I've found that there are two issues that arise that I'm not sure how to solve. You can give it docs and point to it and it can generally figure out syntax, but the next issue I see is that without examples, it kind of just brute forces problems like a 14 year old.
For example, the input system originally just let you move left and right, and it popped it into an observer function. As I added more and more controls, it began to litter with more and more code, until it was ~600 line function responsible for a large chunk of game logic.
While trying to parse it I then had it refactor the code - but I don't know if the current code is idiomatic. What would be the cargo doc or rust-analyzer equivalent for good architecture?
Im running into this same problem when trying to claude code for internal projects. Some parts of the codebase just have really intuitive internal frameworks and claude code can rip through them and provide great idiomatic code. Others are bogged down by years of tech debt and performance hacks and claude code can't be trusted with anything other than multi-paragraph prompts.
>I'm also curious how you test if the game is, um... fun?
Lucky enough for me this is a learning exercise, so I'm not optimizing for fun. I guess you could ask claude code to inject more fun.
- azrazalea_debt 12 days ago
  
  > What would be the cargo doc or rust-analyzer equivalent for good architecture?
  Well, this is where you still need to know your tools. You should understand what ECS is and why it is used in games, so that you can push the LLM to use it in the right places. You should understand idiomatic patterns in the languages the LLM is using. Understand YAGNI, SOLID, DDD, etc etc.
  Those are where the LLMs fall down, so that's where you come in. The individual lines of code after being told what architecture to use and what is idiomatic is where the LLM shines.
  
  1 reply →

storystarling 12 days ago

I ran into similar issues with context rot on a larger backend project recently. I ended up writing a tool that parses the AST to strip out function bodies and only feeds the relevant signatures and type definitions into the prompt.
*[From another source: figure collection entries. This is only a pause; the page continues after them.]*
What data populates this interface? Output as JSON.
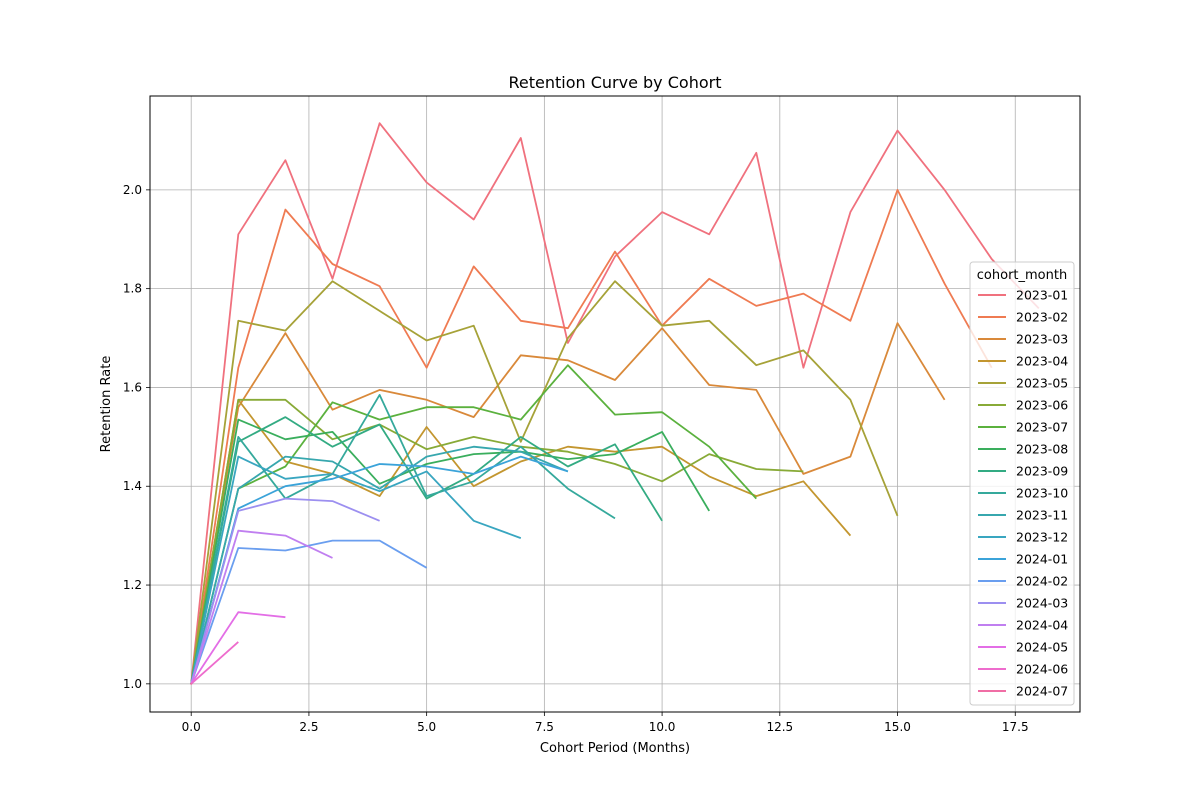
{
  "chart_data": {
    "type": "line",
    "title": "Retention Curve by Cohort",
    "xlabel": "Cohort Period (Months)",
    "ylabel": "Retention Rate",
    "xlim": [
      -0.875,
      18.875
    ],
    "ylim": [
      0.943,
      2.19
    ],
    "xticks": [
      "0.0",
      "2.5",
      "5.0",
      "7.5",
      "10.0",
      "12.5",
      "15.0",
      "17.5"
    ],
    "yticks": [
      "1.0",
      "1.2",
      "1.4",
      "1.6",
      "1.8",
      "2.0"
    ],
    "grid": true,
    "legend_title": "cohort_month",
    "legend_position": "right",
    "series": [
      {
        "name": "2023-01",
        "color": "#f0717e",
        "values": [
          1.0,
          1.91,
          2.06,
          1.82,
          2.135,
          2.015,
          1.94,
          2.105,
          1.69,
          1.865,
          1.955,
          1.91,
          2.075,
          1.64,
          1.955,
          2.12,
          2.0,
          1.86,
          1.76
        ]
      },
      {
        "name": "2023-02",
        "color": "#ef7b52",
        "values": [
          1.0,
          1.64,
          1.96,
          1.85,
          1.805,
          1.64,
          1.845,
          1.735,
          1.72,
          1.875,
          1.725,
          1.82,
          1.765,
          1.79,
          1.735,
          2.0,
          1.81,
          1.64
        ]
      },
      {
        "name": "2023-03",
        "color": "#d9893a",
        "values": [
          1.0,
          1.56,
          1.71,
          1.555,
          1.595,
          1.575,
          1.54,
          1.665,
          1.655,
          1.615,
          1.72,
          1.605,
          1.595,
          1.425,
          1.46,
          1.73,
          1.575
        ]
      },
      {
        "name": "2023-04",
        "color": "#c3962f",
        "values": [
          1.0,
          1.575,
          1.45,
          1.425,
          1.38,
          1.52,
          1.4,
          1.45,
          1.48,
          1.47,
          1.48,
          1.42,
          1.38,
          1.41,
          1.3
        ]
      },
      {
        "name": "2023-05",
        "color": "#a6a238",
        "values": [
          1.0,
          1.735,
          1.715,
          1.815,
          1.755,
          1.695,
          1.725,
          1.49,
          1.7,
          1.815,
          1.725,
          1.735,
          1.645,
          1.675,
          1.575,
          1.34
        ]
      },
      {
        "name": "2023-06",
        "color": "#88aa37",
        "values": [
          1.0,
          1.575,
          1.575,
          1.495,
          1.525,
          1.475,
          1.5,
          1.48,
          1.47,
          1.445,
          1.41,
          1.465,
          1.435,
          1.43
        ]
      },
      {
        "name": "2023-07",
        "color": "#5bb13e",
        "values": [
          1.0,
          1.395,
          1.44,
          1.57,
          1.535,
          1.56,
          1.56,
          1.535,
          1.645,
          1.545,
          1.55,
          1.48,
          1.375
        ]
      },
      {
        "name": "2023-08",
        "color": "#3aae5d",
        "values": [
          1.0,
          1.535,
          1.495,
          1.51,
          1.405,
          1.445,
          1.465,
          1.47,
          1.455,
          1.465,
          1.51,
          1.35
        ]
      },
      {
        "name": "2023-09",
        "color": "#33ab83",
        "values": [
          1.0,
          1.49,
          1.54,
          1.48,
          1.525,
          1.375,
          1.425,
          1.5,
          1.44,
          1.485,
          1.33
        ]
      },
      {
        "name": "2023-10",
        "color": "#35a99c",
        "values": [
          1.0,
          1.5,
          1.375,
          1.425,
          1.585,
          1.38,
          1.41,
          1.48,
          1.395,
          1.335
        ]
      },
      {
        "name": "2023-11",
        "color": "#37a7ae",
        "values": [
          1.0,
          1.395,
          1.46,
          1.45,
          1.395,
          1.46,
          1.48,
          1.47,
          1.43
        ]
      },
      {
        "name": "2023-12",
        "color": "#39a6c0",
        "values": [
          1.0,
          1.46,
          1.415,
          1.425,
          1.39,
          1.43,
          1.33,
          1.295
        ]
      },
      {
        "name": "2024-01",
        "color": "#3ba3d9",
        "values": [
          1.0,
          1.355,
          1.4,
          1.415,
          1.445,
          1.44,
          1.425,
          1.46,
          1.43
        ]
      },
      {
        "name": "2024-02",
        "color": "#6a9eef",
        "values": [
          1.0,
          1.275,
          1.27,
          1.29,
          1.29,
          1.235
        ]
      },
      {
        "name": "2024-03",
        "color": "#9c8ff0",
        "values": [
          1.0,
          1.35,
          1.375,
          1.37,
          1.33
        ]
      },
      {
        "name": "2024-04",
        "color": "#c07ff0",
        "values": [
          1.0,
          1.31,
          1.3,
          1.255
        ]
      },
      {
        "name": "2024-05",
        "color": "#e36ee6",
        "values": [
          1.0,
          1.145,
          1.135
        ]
      },
      {
        "name": "2024-06",
        "color": "#ee6ccd",
        "values": [
          1.0,
          1.085
        ]
      },
      {
        "name": "2024-07",
        "color": "#f06ea5",
        "values": [
          1.0
        ]
      }
    ]
  }
}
It cuts down the input tokens significantly which is nice for the monthly bill, but I found the main benefit is that it actually stops the model from getting distracted by existing implementation details. It feels a bit like overengineering but it makes reasoning about the system architecture much more reliable when you don't have to dump the whole codebase into the context window.

jv22222 12 days ago

> I don't really understand the code "in my bones".

Man, I absolutely hate this feeling.